Setelah didesak, sejumlah pihak akhirnya membeberkan maksud pembangunan pagar tersebut. “Iya, kata orang dinas itu buat patok. Jadi bentuknya macam peta nanti kalau difoto pakai drone,” ujar Nurdin, salah satu ketua kelompok usaha bersama nelayan di Kronjo, Jumat (10/1/2025).
Ia juga mengetahui bahwa “pagar-pagar” itu tak dimaksudkan berdiri secara permanen. Selepas pemetaan, pagar-pagar itu akan dibiarkan hancur. “Itu sudah ada yang rusak dibiarin saja. Katanya memang buat difoto saja, nanti habis itu nelayan terserah lagi mau pakai lautnya,” ujar dia.
Sementara Dulrasid, nelayan lainnya mengatakan, pemasangan patok-patok di lautan itu hampir bersamaan dengan pembebasan lahan yang marak setahun belakangan. Saat sawah-sawah yang dibeli dari warga mulai diurug lima bulan lalu, saat itu juga patok di laut mulai ditancapkan.
Patok bambu ditanam di Tanjung Kait, Ketapang, PLTU, Penyawakan, Pulau Cangkir, sampai Tenara. Sementara sawah-sawah yang diurug mulai dari Kampung Gaga, Pagedangan Hilir, Muncung di Empang. “Kalau malam kita dengar gruduk-gruduk,” ujarnya menggambarkan pengurugan.
Saat ini, menurutnya pengurugan sedang berhenti. Ini terkait dengan unjuk rasa nun di timur Kabupaten Tangerang, di Tanjung Pasir. Beberapa waktu lalu, di wilayah itu salah satu truk yang membawa pasir untuk mengurug tanah menabrak anak kecil dan memicu kemarahan warga.
Seorang tokoh masyarakat setempat di Kronjo menuturkan bahwa pembebasan lahan warga sudah masif di Kronjo. “Mungkin 90 persen sudah menjual lahannya,” kata dia. Ia menolak disebut namanya karena ingat seorang saudagar setempat yang sempat dijadikan DPO karena menolak menjual lahannya.
Tokoh itu menuturkan, lahan warga dibeli dengan NJOP yang lebih redah saat ini. Dulu tanah di wilayah itu dihargai Rp 150 ribu per meter per segi. Kini justru hanya sekitar Rp 50 ribu. “Nyesel juga saya nggak jual dulu waktu harganya masih mahal,” ujar dia.
Perusahaan yang membeli lahan warga menurutnya adalah PT Kukuh Mandiri Lestari, perusahaan yang dinaungi Agung Sedayu Group.

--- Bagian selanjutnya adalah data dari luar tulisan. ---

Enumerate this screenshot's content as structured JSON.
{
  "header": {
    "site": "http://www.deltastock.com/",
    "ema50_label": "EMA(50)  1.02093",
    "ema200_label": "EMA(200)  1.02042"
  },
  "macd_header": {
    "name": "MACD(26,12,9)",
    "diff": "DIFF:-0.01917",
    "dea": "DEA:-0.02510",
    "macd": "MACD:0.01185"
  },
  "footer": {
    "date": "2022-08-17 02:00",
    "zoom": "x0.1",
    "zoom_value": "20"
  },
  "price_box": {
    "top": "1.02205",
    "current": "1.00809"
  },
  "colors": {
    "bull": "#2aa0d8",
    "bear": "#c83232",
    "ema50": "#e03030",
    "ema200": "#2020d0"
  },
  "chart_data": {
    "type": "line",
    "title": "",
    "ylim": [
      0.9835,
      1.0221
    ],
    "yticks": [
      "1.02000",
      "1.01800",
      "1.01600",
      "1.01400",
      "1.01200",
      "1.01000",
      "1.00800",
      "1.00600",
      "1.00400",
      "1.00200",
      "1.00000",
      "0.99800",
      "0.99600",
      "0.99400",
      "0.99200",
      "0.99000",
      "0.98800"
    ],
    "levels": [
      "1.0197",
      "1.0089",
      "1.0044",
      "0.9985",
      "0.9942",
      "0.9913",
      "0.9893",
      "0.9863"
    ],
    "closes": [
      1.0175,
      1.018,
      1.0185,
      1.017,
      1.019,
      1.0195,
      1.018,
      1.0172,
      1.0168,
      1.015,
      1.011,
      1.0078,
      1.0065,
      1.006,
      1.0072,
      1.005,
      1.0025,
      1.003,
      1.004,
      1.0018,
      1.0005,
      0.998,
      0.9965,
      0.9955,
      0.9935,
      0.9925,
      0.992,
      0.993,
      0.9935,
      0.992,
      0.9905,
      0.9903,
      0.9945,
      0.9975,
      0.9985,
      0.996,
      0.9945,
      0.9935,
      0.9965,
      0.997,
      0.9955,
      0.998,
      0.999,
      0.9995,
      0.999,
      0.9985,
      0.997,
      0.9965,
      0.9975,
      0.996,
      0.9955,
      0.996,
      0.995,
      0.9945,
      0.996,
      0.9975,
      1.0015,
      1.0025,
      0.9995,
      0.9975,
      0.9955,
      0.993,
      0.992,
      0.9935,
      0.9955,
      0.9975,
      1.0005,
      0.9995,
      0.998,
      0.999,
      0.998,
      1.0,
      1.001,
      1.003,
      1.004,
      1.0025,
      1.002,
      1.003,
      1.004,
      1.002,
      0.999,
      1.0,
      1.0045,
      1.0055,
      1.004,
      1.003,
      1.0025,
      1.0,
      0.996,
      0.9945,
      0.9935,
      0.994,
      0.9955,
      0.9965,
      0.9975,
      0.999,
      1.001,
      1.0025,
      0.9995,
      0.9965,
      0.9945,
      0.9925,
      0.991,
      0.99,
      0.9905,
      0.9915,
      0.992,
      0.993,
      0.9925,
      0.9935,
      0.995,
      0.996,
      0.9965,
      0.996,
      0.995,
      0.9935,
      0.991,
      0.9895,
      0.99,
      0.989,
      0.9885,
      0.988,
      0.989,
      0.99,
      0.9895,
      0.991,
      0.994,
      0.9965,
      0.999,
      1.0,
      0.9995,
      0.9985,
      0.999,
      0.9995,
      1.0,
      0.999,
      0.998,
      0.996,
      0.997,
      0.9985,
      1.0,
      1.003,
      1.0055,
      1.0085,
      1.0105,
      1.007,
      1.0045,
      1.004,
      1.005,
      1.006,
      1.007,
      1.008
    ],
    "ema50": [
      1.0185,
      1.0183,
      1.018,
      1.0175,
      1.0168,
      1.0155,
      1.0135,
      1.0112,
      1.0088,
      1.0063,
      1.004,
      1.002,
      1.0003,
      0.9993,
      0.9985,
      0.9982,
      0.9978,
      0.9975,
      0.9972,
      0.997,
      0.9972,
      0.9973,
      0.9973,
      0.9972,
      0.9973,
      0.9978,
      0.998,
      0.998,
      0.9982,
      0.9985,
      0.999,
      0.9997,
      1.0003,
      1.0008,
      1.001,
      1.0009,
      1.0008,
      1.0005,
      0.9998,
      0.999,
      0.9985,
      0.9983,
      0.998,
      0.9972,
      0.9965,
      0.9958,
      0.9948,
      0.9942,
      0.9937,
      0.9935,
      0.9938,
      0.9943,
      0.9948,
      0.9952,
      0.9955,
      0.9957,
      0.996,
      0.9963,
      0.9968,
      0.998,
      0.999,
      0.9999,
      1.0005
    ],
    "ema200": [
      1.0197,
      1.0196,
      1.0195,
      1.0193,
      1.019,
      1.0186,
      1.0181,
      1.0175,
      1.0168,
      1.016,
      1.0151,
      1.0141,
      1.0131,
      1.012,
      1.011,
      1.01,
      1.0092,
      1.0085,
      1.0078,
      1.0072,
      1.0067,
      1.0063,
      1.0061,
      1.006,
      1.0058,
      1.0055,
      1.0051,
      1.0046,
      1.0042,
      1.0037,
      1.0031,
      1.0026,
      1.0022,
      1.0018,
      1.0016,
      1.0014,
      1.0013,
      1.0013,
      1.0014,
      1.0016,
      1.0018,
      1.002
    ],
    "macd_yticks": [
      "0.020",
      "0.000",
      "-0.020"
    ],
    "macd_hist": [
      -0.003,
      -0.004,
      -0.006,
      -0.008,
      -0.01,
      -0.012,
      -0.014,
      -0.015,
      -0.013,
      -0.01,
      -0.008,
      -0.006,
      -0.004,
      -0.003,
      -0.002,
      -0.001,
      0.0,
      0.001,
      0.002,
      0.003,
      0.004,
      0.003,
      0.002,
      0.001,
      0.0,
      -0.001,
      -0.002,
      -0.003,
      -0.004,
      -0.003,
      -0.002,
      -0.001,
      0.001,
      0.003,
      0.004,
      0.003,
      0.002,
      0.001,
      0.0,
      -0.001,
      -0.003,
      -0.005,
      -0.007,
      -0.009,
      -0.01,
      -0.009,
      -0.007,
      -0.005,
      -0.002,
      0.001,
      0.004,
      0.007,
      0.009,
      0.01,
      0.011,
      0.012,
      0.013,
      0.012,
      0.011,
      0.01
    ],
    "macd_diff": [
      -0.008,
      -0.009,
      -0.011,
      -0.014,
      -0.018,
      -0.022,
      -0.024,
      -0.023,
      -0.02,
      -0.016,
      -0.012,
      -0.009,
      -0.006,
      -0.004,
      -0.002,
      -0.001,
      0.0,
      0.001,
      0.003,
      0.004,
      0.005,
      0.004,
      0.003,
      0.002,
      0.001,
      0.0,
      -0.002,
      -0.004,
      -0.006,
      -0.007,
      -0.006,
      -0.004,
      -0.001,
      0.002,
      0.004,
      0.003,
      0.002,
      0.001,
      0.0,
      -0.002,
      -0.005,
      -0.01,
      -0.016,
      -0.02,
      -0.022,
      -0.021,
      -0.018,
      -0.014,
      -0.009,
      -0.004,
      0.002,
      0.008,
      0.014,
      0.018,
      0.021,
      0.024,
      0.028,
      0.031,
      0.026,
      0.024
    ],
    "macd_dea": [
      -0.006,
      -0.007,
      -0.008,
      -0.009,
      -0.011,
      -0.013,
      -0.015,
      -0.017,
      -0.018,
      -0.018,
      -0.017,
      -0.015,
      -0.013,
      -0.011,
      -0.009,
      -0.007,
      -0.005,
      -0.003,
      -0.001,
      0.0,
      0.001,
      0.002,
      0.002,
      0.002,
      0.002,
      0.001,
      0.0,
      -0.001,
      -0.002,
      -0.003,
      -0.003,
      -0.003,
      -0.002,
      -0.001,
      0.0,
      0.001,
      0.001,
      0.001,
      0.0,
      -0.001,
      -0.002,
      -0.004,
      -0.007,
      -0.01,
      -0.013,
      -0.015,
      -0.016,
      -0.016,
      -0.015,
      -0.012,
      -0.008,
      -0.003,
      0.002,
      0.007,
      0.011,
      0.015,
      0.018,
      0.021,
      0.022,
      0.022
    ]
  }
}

Perusahaan itu juga yang mengembangkan PIK 2.
Menurut sang tokoh masyarakat, pemasangan “pagar laut” punya kaitan erat dengan pembebasan lahan tersebut. “Saya pikir oh berarti ini di lokasi yang ada pemagaran ini berarti laut nanti digusur jadi daratan jadi rata dengan tanah bukan lautan perasaan saya,” kata dia.
Pandangan serupa diamini banyak nelayan dan warga yang ditemui Republika dari Tanjung Pasir hingga Kronjo. Mereka menilai pagar bambu di laut itu sebagai penanda wilayah reklamasi di masa datang.
Republika telah berupaya menghubungi pihak pengembang PIK 2 dan Agung Sedayu Group untuk dimintai tanggapan soal kesaksian warga dan nelayan tersebut. Kendati demikian, belum ada jawaban yang dilayangkan hingga tulisan ini diturunkan. Dalam keterangan sebelumnya, perusahaan itu menyangkal berada di balik pembangunan pagar laut.